Rastas gather for world conference

KINGSTON, Jamaica (AP) – Hundreds of dreadlocked Rastafarians gathered in Jamaica’s capital Wednesday to talk about the future of their faith, including how more followers can be repatriated to Africa and how to convince governments to allow marijuana use.

Rastas from the Caribbean, the United States, Europe and Africa gathered for the weeklong meeting in Kingston, where reggae artists like Bob Marley and Peter Tosh gave the religion a world stage in the 1970s through songs promoting peace, nonviolence, legal marijuana and “one love.”

Trevor Stewart, a leader from the Bobo Ashanti sect, said the conference will discuss the Rastafarian faith and trying to end global conflict.

“You can’t rule the world with vigor and guns and bullets. It’s love that rules the world,” Stewart said.

Fueled by anger over the colonial oppression of blacks, Rastafarianism emerged in Jamaica during the 1930s and spread throughout the Caribbean. Followers practice a strict oneness with nature, eating only certain foods and growing their hair into long strands called dreadlocks.

“Everywhere in the world, the movement means liberation,” said professor Rex Nettleford, a social scientist who is vice chancellor of the University of the West Indies.

About 700,000 people practice the faith worldwide, but their numbers among Jamaica’s 2.6 million people are not known.

Jamaican Rastas say they still endure discrimination in the birthplace of the religion, maintaining they are looked down upon for their dreadlocks and ritual use of marijuana, or ganja.

“People always associate us with ganja, but that’s not what we’re all about,” Makeda Hannah said. “We have to educate people and tell that we’re about peace and togetherness and family.”

Others accused government and business leaders of denying them jobs while exploiting Rastafarian images for commercial gain.

For example, they said Jamaican travel promotions entice tourists with smiling, dreadlocked locals on beaches, even though few Rastas work in hotels or the service industry.

“It’s a form of terrorism,” Ras Astor Black said. “They’re exploiting an indigenous group to make money while our people suffer.”

Jamaican Prime Minister P.J. Patterson declined an invitation to speak at the conference because of a scheduling conflict, his office said.

Instead, he sent Information Minister Burchell Whiteman, who said Rastas have created “a unique psychological space for people in the Caribbean struggling under colonialism.”

A prominent issue on this year’s agenda is repatriation to Africa, a key tenet of Rastafarianism.
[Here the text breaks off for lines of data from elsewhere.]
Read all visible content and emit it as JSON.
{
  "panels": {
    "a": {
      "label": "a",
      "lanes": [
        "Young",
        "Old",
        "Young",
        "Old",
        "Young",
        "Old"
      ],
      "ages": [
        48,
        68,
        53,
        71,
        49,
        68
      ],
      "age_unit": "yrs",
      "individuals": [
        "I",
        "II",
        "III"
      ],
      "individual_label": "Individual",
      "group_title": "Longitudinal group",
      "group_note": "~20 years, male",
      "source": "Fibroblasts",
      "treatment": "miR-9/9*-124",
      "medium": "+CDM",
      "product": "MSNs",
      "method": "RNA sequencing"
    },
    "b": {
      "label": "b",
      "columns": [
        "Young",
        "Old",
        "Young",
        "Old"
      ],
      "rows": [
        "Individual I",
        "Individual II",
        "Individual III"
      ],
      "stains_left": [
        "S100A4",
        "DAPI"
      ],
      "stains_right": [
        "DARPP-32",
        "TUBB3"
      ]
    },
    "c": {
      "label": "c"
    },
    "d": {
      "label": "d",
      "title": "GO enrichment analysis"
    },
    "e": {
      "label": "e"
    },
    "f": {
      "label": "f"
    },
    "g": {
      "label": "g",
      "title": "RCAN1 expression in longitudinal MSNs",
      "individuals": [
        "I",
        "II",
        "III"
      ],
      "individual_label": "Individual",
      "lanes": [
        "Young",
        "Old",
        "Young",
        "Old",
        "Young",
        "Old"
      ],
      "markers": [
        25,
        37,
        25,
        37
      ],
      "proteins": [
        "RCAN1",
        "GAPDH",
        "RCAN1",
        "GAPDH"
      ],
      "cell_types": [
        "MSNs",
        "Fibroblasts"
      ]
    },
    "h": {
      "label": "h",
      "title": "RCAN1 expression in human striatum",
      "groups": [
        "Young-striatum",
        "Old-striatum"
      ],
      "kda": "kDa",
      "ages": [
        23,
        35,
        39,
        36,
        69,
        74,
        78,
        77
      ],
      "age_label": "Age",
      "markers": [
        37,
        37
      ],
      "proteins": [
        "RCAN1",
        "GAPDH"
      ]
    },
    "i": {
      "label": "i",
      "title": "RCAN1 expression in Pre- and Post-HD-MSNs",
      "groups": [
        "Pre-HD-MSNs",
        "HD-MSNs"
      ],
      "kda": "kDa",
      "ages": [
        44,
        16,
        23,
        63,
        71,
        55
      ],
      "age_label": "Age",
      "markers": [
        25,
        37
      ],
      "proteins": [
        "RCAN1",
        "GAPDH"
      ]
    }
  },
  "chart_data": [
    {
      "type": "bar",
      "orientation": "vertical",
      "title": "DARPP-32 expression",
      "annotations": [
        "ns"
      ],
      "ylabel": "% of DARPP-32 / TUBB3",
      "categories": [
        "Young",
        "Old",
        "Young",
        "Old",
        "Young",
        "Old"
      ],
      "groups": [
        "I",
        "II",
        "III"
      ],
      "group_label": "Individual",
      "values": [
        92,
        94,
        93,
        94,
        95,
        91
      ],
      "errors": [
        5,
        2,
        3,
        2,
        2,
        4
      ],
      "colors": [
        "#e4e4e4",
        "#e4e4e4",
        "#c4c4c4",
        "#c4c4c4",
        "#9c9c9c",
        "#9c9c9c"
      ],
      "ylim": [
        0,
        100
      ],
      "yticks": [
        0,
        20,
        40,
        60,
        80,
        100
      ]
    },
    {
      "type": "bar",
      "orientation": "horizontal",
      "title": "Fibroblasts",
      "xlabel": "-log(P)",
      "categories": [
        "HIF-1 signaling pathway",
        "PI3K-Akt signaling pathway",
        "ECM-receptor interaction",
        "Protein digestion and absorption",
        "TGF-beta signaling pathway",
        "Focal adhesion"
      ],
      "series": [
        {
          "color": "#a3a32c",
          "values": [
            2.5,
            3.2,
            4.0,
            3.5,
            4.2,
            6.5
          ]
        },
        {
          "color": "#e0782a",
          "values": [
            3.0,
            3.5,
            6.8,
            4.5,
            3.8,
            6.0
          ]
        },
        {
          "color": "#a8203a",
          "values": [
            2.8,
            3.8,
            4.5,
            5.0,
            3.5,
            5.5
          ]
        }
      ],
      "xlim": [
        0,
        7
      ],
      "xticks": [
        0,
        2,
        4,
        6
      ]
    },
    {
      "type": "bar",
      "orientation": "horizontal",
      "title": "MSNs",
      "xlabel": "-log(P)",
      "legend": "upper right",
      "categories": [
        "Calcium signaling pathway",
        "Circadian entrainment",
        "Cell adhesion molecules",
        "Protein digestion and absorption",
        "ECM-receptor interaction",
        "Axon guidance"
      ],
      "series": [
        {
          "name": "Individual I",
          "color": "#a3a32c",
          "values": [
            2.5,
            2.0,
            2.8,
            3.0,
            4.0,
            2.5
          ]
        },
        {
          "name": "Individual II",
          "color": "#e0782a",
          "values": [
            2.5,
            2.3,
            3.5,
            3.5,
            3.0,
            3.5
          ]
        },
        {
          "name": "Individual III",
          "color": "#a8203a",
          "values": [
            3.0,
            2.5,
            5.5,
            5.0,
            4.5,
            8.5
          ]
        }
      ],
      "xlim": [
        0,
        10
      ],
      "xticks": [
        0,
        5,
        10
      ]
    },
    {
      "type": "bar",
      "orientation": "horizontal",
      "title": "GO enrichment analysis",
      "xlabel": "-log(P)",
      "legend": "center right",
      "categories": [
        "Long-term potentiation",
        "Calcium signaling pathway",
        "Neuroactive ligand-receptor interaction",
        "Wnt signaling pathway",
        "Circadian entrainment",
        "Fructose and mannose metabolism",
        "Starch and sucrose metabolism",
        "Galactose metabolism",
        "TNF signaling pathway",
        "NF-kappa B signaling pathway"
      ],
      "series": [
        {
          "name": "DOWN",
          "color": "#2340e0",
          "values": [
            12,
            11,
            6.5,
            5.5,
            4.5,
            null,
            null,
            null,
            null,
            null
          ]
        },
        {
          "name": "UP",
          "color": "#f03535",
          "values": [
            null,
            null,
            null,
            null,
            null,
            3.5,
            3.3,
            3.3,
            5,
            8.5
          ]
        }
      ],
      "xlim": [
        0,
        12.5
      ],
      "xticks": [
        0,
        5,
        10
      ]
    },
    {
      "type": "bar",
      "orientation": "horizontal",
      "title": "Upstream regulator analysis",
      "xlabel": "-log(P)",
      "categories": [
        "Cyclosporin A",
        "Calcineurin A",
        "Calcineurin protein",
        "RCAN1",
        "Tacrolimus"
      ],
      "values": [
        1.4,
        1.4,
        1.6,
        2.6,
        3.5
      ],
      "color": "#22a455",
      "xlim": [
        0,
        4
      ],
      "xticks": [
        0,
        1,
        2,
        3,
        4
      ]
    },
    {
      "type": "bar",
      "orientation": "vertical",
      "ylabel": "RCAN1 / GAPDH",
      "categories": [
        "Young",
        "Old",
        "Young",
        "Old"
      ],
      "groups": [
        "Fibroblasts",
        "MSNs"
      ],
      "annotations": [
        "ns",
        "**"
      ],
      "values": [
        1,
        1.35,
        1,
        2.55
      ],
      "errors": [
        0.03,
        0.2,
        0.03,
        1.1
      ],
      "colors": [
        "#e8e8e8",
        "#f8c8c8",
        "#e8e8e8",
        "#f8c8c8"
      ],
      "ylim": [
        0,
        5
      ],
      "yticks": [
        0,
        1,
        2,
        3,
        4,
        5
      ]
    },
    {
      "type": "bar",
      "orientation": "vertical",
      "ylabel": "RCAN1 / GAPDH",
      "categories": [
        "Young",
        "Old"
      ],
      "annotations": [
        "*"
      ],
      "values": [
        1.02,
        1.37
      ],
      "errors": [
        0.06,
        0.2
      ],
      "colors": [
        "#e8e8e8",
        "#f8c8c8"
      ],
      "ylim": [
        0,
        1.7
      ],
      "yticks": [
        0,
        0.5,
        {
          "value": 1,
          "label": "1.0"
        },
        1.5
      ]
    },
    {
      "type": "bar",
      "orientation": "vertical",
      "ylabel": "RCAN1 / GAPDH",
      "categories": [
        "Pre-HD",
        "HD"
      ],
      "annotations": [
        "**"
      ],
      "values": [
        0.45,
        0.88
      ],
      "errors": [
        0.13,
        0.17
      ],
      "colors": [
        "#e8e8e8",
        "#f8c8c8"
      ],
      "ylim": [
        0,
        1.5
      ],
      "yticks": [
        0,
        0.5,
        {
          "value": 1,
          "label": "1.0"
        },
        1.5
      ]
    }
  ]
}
Some followers worship the late Ethiopian Emperor Haile Selassie – even though he was a despot in his native land – and believe returning to Africa would complete the cycle broken by slavery.

Last year, Rastas in Jamaica, a former British colony, unsuccessfully petitioned England’s Queen Elizabeth II for free transportation to Africa.

One Rasta not interested in that trek is Yvonne Douglas 55, of Red Hill, England, who is studying in Jamaica.

Douglas said she was drawn to the faith 11 years ago to achieve a purer lifestyle, not a cultural identity.

“It’s not about back to Africa. It’s about protest and looking after the world and making it a better place for our children,” Douglas said. “Rastafari has shown me how to value life.”